De Bruyne eventually took the obvious, and difficult, option, spying the shooting opportunity and depositing a magnificent finish with the outside of his right boot into the far corner.

An even more vintage De Bruyne moment arrived after 37 minutes when Riyad Mahrez pounced on a Bournemouth error deep in City territory and switched play to De Bruyne on the left wing. The playmaker swept a perfect pass through the legs of Chris Mepham for Foden whose shot was helped into the net by keeper Mark Travers.

To his credit, Haaland had actually played a key role in the opening goal after 19 minutes, holding up an Ilkay Gundogan pass superbly, despite the attention of three markers. Haaland took two touches to return the ball to his German team mate who beat Travers with an unstoppable shot.

Haaland threatened again; most notably in the first half with an audacious lob which Travers tipped over and, just before his 73rd minute substitution, his difficult shot from a Jack Grealish cross rolled just wide.

The rout was completed, however, on 79 minutes when Grealish and Joao Cancelo combined skilfully and the latter’s low cross was turned into his own goal by defender Jefferson Lerma.

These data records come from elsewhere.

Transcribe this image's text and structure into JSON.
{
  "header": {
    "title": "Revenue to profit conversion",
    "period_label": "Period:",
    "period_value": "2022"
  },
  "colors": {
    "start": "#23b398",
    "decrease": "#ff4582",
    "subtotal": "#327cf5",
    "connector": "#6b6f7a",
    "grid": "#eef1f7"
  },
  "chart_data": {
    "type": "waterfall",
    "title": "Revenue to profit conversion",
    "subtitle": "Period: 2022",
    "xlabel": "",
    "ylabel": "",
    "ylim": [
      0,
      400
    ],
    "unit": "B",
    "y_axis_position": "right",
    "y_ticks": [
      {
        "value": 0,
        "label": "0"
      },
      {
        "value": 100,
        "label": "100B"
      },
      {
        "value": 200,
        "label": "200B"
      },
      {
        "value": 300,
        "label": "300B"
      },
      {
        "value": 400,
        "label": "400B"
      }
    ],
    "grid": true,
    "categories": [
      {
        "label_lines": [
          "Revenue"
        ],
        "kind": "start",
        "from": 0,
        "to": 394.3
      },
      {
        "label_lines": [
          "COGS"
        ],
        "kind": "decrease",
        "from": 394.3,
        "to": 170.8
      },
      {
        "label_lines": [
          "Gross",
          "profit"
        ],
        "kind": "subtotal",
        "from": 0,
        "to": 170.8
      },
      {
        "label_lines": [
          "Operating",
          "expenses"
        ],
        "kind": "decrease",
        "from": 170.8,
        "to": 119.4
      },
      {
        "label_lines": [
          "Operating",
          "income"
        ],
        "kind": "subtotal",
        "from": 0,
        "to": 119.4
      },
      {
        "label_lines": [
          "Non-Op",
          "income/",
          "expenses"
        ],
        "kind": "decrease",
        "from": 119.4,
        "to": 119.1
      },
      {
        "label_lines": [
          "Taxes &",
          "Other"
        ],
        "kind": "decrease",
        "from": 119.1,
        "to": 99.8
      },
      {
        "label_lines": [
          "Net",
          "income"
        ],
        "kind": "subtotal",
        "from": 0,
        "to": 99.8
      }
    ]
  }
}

Bournemouth wing-back Adam Smith vented his frustration with a late booking for a foul on Cancelo and some post-whistle shoving with the Portuguese and Grealish which had to be separated by players and coaches.

But that was the closest any of the visitors had come to laying a glove, actual or figurative, on the champions all afternoon.

“Unnecessary, honestly, unnecessary,” said Guardiola of the late outbreak of “hostilities.”

Opposite number Scott Parker, meanwhile, was left to analyse a predictable defeat, one rendered all the more so after last season’s leading scorer Dominic Solanke was ruled out with an ankle injury.

“The first 20 minutes, after their goal, then the two quick goals, at that point you could be in ‘for one,’” he said.

“I was pleased with the team in the way they stuck with it. But I said before, you need 11 men putting in 10 out of 10 performances, you need to ride your luck and you need to take the few chances you get. We didn’t manage to do that.”